Arquivo Fotográfico do Diário do Alentejo

sábado, 5 de janeiro de 2019

Participação cidadã e redes sociais: uma contradição insanável?


No início deste ano foi divulgado um estudo da revista The Economist, sobre o índice de democracia no mundo, relativo a 2017, que colocava Portugal no 26º lugar, entre os 167 países analisados. Fora do grupo de dezanove países considerados “totalmente democráticos” (liderado por três países nórdicos), encontramo-nos no segundo, o dos países onde existirá uma “democracia com falhas”. Para esta posição contribuem dois dos cinco itens que integram esse estudo: participação política e cultura política, com 6,11 e 6,88 (em 10,00), respetivamente.
Acontece que, em minha opinião, a pontuação obtida no primeiro dos itens não está de acordo com o que tem acontecido nas duas últimas eleições autárquicas (2013 e 2017) no concelho de Beja (que é aquele que conheço melhor), em que se tem registado uma significativa participação nas listas, em particular para as das assembleias de freguesia, onde concorreram inúmeros cidadãos jovens e muitos outros nascidos já depois do 25 de abril.

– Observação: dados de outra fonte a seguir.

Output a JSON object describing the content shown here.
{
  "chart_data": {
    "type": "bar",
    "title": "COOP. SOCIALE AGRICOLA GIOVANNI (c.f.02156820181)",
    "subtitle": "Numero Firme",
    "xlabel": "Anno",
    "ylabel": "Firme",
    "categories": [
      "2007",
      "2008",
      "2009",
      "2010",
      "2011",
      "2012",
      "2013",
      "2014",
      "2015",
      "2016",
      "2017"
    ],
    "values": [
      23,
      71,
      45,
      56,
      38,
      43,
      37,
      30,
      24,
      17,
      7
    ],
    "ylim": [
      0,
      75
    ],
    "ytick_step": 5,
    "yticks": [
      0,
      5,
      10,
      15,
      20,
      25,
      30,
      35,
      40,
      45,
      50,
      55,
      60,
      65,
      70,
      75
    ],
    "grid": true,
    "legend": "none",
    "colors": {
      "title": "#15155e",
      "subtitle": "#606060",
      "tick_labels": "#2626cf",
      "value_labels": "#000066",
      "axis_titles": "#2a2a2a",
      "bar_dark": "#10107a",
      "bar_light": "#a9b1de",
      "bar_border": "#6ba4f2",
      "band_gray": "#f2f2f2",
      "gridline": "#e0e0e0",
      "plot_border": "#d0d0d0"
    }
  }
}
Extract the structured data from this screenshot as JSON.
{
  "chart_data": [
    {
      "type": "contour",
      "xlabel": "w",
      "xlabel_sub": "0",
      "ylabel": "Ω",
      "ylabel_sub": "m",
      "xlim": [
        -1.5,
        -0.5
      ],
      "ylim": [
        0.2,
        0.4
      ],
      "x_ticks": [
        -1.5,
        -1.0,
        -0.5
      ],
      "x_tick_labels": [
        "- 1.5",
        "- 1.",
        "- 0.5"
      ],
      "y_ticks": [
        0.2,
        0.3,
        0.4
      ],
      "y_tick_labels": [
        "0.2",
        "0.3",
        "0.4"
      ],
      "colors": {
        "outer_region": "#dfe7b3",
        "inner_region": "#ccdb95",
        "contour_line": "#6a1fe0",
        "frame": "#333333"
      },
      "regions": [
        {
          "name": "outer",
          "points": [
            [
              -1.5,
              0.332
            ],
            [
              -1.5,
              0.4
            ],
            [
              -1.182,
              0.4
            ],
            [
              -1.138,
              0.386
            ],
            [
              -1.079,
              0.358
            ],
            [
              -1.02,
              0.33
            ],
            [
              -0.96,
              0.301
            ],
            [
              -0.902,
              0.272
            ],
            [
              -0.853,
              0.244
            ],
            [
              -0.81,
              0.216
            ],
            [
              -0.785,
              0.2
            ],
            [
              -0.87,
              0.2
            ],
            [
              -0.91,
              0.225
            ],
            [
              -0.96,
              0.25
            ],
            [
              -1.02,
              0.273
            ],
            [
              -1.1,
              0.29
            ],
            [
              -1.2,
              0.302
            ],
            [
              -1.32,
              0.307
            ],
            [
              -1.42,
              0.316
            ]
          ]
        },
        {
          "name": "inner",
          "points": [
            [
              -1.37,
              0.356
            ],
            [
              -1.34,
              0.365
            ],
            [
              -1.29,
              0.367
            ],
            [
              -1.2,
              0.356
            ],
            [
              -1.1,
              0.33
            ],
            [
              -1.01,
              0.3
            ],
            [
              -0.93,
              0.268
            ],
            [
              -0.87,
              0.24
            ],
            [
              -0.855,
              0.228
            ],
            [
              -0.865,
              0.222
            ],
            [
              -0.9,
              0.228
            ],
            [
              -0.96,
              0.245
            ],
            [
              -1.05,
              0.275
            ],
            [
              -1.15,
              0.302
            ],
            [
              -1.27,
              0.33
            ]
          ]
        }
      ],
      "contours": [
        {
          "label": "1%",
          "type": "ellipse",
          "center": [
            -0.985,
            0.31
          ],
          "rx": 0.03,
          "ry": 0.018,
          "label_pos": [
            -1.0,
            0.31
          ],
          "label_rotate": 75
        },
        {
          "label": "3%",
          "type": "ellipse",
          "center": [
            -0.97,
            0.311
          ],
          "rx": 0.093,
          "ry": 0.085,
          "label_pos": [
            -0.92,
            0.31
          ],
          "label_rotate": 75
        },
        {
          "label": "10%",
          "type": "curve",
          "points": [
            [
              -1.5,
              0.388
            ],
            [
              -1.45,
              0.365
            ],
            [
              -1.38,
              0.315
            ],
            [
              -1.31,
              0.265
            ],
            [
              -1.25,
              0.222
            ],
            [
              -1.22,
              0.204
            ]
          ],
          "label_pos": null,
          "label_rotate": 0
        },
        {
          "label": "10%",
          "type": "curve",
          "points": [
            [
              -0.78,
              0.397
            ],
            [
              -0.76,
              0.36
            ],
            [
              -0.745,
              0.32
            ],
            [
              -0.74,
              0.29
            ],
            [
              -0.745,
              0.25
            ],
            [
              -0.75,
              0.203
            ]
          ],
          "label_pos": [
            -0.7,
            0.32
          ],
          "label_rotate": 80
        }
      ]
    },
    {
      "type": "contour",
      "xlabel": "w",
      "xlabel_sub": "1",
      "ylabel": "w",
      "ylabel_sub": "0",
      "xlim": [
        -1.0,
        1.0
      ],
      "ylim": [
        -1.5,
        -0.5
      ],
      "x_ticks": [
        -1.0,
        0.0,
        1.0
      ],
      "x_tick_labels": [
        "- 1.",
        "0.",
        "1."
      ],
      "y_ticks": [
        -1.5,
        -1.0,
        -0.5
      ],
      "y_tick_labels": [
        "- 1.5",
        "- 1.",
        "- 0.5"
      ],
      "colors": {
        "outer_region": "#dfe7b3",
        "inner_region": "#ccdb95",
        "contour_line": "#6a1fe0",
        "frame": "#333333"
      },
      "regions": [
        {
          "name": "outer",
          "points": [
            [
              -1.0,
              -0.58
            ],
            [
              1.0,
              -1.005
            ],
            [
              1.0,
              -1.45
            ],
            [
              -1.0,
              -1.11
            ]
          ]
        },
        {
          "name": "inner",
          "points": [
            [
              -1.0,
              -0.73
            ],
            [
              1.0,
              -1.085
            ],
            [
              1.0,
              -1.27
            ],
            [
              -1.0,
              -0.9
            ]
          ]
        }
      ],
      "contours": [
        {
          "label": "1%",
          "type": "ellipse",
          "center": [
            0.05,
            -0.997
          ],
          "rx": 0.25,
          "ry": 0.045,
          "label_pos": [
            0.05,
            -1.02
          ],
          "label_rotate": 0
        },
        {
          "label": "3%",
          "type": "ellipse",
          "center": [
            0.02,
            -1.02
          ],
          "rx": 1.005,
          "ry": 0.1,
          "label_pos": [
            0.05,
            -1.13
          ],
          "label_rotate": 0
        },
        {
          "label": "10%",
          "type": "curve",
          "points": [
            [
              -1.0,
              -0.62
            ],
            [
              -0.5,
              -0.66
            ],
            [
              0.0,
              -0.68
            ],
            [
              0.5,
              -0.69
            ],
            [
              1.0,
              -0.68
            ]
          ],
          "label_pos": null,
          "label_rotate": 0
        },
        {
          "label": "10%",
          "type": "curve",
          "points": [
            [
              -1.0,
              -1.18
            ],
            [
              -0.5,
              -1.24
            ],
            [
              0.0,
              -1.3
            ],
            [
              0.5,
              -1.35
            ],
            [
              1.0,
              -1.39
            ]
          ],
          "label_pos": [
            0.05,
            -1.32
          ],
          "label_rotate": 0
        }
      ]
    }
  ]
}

Ou seja, numa época em que muitos destes candidatos criticam e desconfiam (e, em alguns casos, com razão) da chamada “classe política” (sobretudo deputados e governantes), esses mesmos cidadãos não se excluem de participar na luta por melhores condições para as freguesias onde residem ou onde nasceram, num ato de cidadania de louvar.
Uma maior participação cidadã, em Beja ou em outra qualquer parte do país é sempre de enaltecer, o que poderia ser reforçado com a “democratização da opinião” proporcionada pela internet, nomeadamente pela blogosfera e depois pelo facebook, pelo facto de o acesso a estes novos meios de comunicação ter trazido novas possibilidades para a difusão e para o debate de ideias, em liberdade e quase sem limites.
Só que, infelizmente, não é isso que se passa, gerando-se uma improvável e insanável contradição entre o que parecia ser um importante contributo para a participação cidadã e os resultados obtidos nas redes sociais. Isso mesmo foi abordado, de forma bem clara e assertiva, num artigo de opinião do Doutor Hugo Lança, no passado dia 20 de novembro, neste mesmo jornal, sintomaticamente intitulado “Liberdade de expressão – RIP”.
Ao ler este artigo, lembrei-me de duas coisas. A primeira, uma publicação que fiz na minha página do Facebook há mais de dois anos, criticando Putin e Assad aquando da destruição de Allepo, na Síria. Pois bem, alguém com quem tinha cordiais relações pessoais e profissionais, baseadas no respeito mútuo, reagiu de uma forma de tal modo agressiva que, se me tivesse acusado de agente da CIA essa seria a menor das diatribes com que me brindou. Como escreveu Hugo Lança, “… qualquer pensamento diferente do meu é cobardemente atacado pelas hordas, com uma trivialidade e uma superficialidade inebriante, sem um milésimo de esforço para compreender a raiz dos argumentos”.
A leitura do artigo de HL remeteu-me para um outro, que lera há alguns anos, na publicação digital cartamaior.com.br , intitulado “A semente do ódio” (Luiz Claudio Tonchis, 4 de agosto de 2015). Ainda que reportado à realidade brasileira (e premonitório do que viria a acontecer na última eleição presidencial nesse país), descobre-se aí algo que viria a ser abordado mais tarde por outros: o fascismo das redes sociais, “não necessariamente político”, mas que “emerge do comportamento social”. Um comportamento marcado pelo “… racismo, xenofobia, dificuldade em aceitar as diferenças, desejo de exclusão ou descarte daquilo que não lhe agrada, intolerância e o fundamentalismo religioso, preconceito, etc”.
Não admira, pois, que, em Portugal (como no Brasil) existam tantos comportamentos intolerantes nas redes sociais, em especial quando se trata de política (nacional ou local), dando razão ao estudo da Economist atrás citado, em que, no item “Cultura Política”, atribui ao nosso país o nível 6,88, longe do 10 (o máximo) dos três países lideres (mas também da Irlanda). Voltando ao artigo da Carta Maior, LCT vai mais longe ao escrever que “O analfabeto político é aquele que não entende de história política, que não sabe interpretar os acontecimentos históricos e contextualizá-los”.
Por isso, nesta época de intolerância, nada melhor que recuar 255 anos e, como fez Hugo Lança no seu artigo, terminar com Voltaire (e, desta vez, com palavras do próprio) : “Seria o cúmulo da loucura pretender pôr todos os homens a pensar de maneira uniforme (…). Mais facilmente se conseguiria subjugar o universo inteiro pela força das armas do que subjugar todos os espíritos de uma só cidade” Tratado Sobre a Tolerância, 1763.